蔡琨重伤刘胡,令新朝十分振奋,朝廷当即命蔡琨为太尉,爵广武侯,鲜卑段蝉为渤海公,以示嘉奖,并派使者前往慰问。
一场春雨后,天色晴朗,碧空如洗,短短几日,大地回暖,宫中华林园万物复苏,一片生机勃勃,纪太后沿着幽幽小径,缓步来到槐树林,驻立其间,抬头观望,林中槐树有大有小,有粗有细,旧叶深绿,新叶如翡,“这棵是当年本宫与先帝一共种下的。”
纪太后指着一株小树说来,“那还是新婚的第二日。”
“奴婢记得。”云香笑道,“一大早,天寒地冻的,奴婢寻先帝及太后好一阵呢。”
纪太后笑道,“还以为不得活,未想,竟长得这么好。”纪太后抚摸着树干,感概万千,“槐村代表收复山河,这是先帝的意愿,只不过,志未成,先帝便离开了,如今这幅担子便落到我身上,若先帝有灵,希望他能护佑于我,司马先祖能护佑我朝。”
“先帝一定会保佑太后的。”
纪太后浅浅一笑,虽然艰难,她也要一试,这是她与他的约定,看到这棵树,纪太后不由得想到先帝于树下舞剑的情景,翩若惊鸿,豪情万丈,他有鸿鹄之志,她知道,所以他宵衣旰食、朝乾夕惕,从而伤了身体,他的无奈,他的隐忍,她也知道,做为帝王,却受制于人,不能一展抱负,这并非他的无能,而是这世道所造成,他却常常指责自己一不能收复山河,二不能为百姓谋福,但她却指责上天的不平,让他青年早逝。

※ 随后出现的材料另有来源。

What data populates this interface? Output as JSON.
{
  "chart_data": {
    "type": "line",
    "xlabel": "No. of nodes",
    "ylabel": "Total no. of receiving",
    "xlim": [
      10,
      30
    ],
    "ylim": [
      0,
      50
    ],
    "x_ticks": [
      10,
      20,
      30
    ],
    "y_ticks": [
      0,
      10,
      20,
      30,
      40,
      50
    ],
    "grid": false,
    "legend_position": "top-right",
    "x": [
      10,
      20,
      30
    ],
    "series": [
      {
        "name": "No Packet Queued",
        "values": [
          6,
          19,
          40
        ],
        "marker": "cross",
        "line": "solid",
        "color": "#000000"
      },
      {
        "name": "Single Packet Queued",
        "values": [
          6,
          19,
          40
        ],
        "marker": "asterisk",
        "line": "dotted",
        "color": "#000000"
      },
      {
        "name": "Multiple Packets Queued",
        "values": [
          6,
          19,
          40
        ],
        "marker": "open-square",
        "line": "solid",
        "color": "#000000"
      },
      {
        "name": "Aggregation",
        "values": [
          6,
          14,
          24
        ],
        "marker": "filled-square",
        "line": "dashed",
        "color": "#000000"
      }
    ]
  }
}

纪太后突然伤感流泪,先帝临终时,要看她最后一舞,她舞起了剑,欲学那虞姬,先帝拉着她的手,“不可,我要你活着,好好的活着,替我看好这半壁江山。”
半壁江山......如今也摇摇欲坠,主弱臣强的江山,要如何坚守?
“禀太后,侍中来了。”陈常侍过来回话。
纪太后回过神来,“快请。”
侍中刘茂被宫人领到太后面前,一番施礼后,纪太后问道,“见侍中步伐匆匆,发生了什么事?”

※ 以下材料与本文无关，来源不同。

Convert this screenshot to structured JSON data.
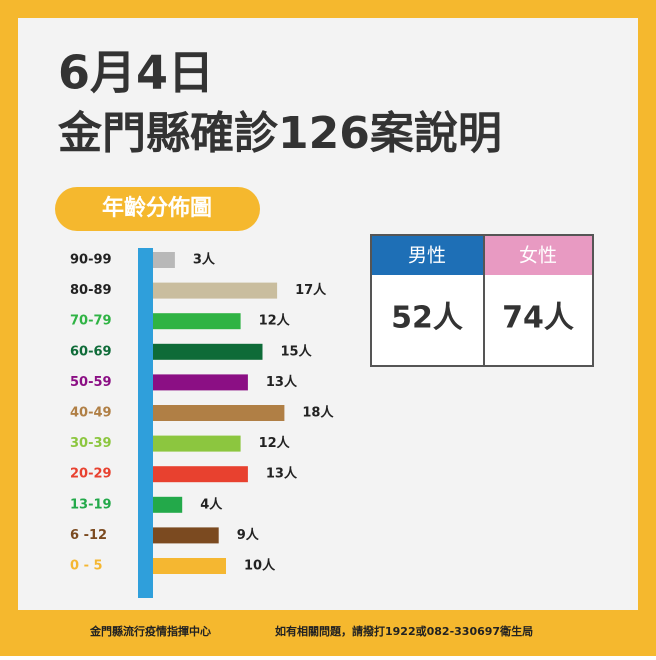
{
  "header": {
    "date": "6月4日",
    "title": "金門縣確診126案說明",
    "badge": "年齡分佈圖"
  },
  "chart_data": {
    "type": "bar",
    "orientation": "horizontal",
    "categories": [
      "90-99",
      "80-89",
      "70-79",
      "60-69",
      "50-59",
      "40-49",
      "30-39",
      "20-29",
      "13-19",
      "6 -12",
      "0 - 5"
    ],
    "values": [
      3,
      17,
      12,
      15,
      13,
      18,
      12,
      13,
      4,
      9,
      10
    ],
    "value_labels": [
      "3人",
      "17人",
      "12人",
      "15人",
      "13人",
      "18人",
      "12人",
      "13人",
      "4人",
      "9人",
      "10人"
    ],
    "colors": [
      "#b8b8b8",
      "#c9bd9e",
      "#2fb344",
      "#0e6b38",
      "#8b0f84",
      "#b07f45",
      "#8cc63f",
      "#e8412f",
      "#23a94a",
      "#7b4a20",
      "#f5b731"
    ],
    "label_colors": [
      "#222222",
      "#222222",
      "#2fb344",
      "#0e6b38",
      "#8b0f84",
      "#b07f45",
      "#8cc63f",
      "#e8412f",
      "#23a94a",
      "#7b4a20",
      "#f5b731"
    ]
  },
  "gender_table": {
    "headers": [
      "男性",
      "女性"
    ],
    "cells": [
      "52人",
      "74人"
    ]
  },
  "footer": {
    "left": "金門縣流行疫情指揮中心",
    "right": "如有相關問題，請撥打1922或082-330697衛生局"
  }
}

刘茂神色严肃,“回太后,臣有两事禀报。”顿了顿,“一件好事,一件坏事。”
纪太后甚是诧异,自先帝薨逝一年来,她己不知何为好事,“不如先说说好事。”
“琅琊王应召了。”
“果真?”纪太后惊讶。
“己经在来建康的路上了。”
纪太后点了点头,“的确是一件好事,皇室本就人丁萧条,一年前,南顿王被诬陷谋反受诛,西阳王受贬为庶人,皇室大受打击,琅琊王能出山,最好不过了。”

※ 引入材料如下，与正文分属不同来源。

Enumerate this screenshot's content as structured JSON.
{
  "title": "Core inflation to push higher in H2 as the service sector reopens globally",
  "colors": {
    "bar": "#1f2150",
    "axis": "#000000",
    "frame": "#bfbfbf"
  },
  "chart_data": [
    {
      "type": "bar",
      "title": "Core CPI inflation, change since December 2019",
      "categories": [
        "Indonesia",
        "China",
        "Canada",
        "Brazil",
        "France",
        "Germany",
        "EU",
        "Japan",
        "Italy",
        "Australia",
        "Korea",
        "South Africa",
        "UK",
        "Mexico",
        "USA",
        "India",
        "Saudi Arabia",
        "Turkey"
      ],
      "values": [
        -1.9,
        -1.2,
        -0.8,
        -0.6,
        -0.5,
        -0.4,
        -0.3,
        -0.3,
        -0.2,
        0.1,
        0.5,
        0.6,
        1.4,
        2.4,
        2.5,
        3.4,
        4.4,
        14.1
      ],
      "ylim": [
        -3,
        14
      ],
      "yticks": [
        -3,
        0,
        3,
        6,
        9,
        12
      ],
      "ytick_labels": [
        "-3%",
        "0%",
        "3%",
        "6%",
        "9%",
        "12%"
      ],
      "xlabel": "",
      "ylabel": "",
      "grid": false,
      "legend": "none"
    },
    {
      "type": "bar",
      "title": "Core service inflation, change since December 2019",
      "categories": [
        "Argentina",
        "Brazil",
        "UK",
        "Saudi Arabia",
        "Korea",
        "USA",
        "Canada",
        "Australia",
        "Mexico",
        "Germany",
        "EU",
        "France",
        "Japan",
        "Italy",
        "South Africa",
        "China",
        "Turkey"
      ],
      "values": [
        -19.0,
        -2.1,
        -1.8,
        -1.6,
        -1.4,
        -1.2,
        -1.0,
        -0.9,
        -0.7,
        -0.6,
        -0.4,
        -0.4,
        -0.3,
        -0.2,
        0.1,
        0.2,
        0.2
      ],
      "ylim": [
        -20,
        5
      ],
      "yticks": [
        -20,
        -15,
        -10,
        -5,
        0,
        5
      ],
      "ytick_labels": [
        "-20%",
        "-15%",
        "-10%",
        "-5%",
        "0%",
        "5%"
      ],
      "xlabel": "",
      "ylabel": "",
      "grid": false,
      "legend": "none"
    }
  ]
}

“正是。”刘茂道,“琅琊王有才,定能协助陛下兴复皇室。”
纪太后道,“外有蔡太尉,内有侍中,琅琊王等人,本宫终于不再惧王家。”
刘茂听言甚觉惭愧,揖手道,“都是臣等无能,臣......”
“这怎能怪侍中呢?”纪太后摆摆手打断刘茂的话,“新朝建立,的确王家立了不少功劳,只不过,王家侍宠而娇,不把皇室放在眼里,越发嚣张了,不仅仅是皇室,诸多士族虞氏,陆氏,顾氏,张氏,杜氏包括你们刘氏,怕也是敢怒不敢言,王家原本人才辈出,若其心思用在建功立业上,皇室又何须安居江左一隅?”
刘茂道,“太后所言甚是,但收复江北还需时日,如今振兴皇室才是最主要的。”
纪太后道,“那么坏事又是什么?”
刘茂左右一顾,纪太后屏退身边宫人,刘茂才道,“臣今日收到消息,王元昱欲对蔡太尉不利。”
纪太后冷笑,“他能如何?攻打太尉吗?他敢过江吗?”
刘茂顿了顿,低声说出两个字来,“刺杀。”
纪太后惊鄂,只觉背脊发凉,看了刘茂半刻,“他,他......”
刘茂赶紧道,“太后别担心,臣己让人快马加鞭通知太尉,想必太尉会做好防范。”又道,“太尉乃军中人,宵小的阴谋又岂能得逞。”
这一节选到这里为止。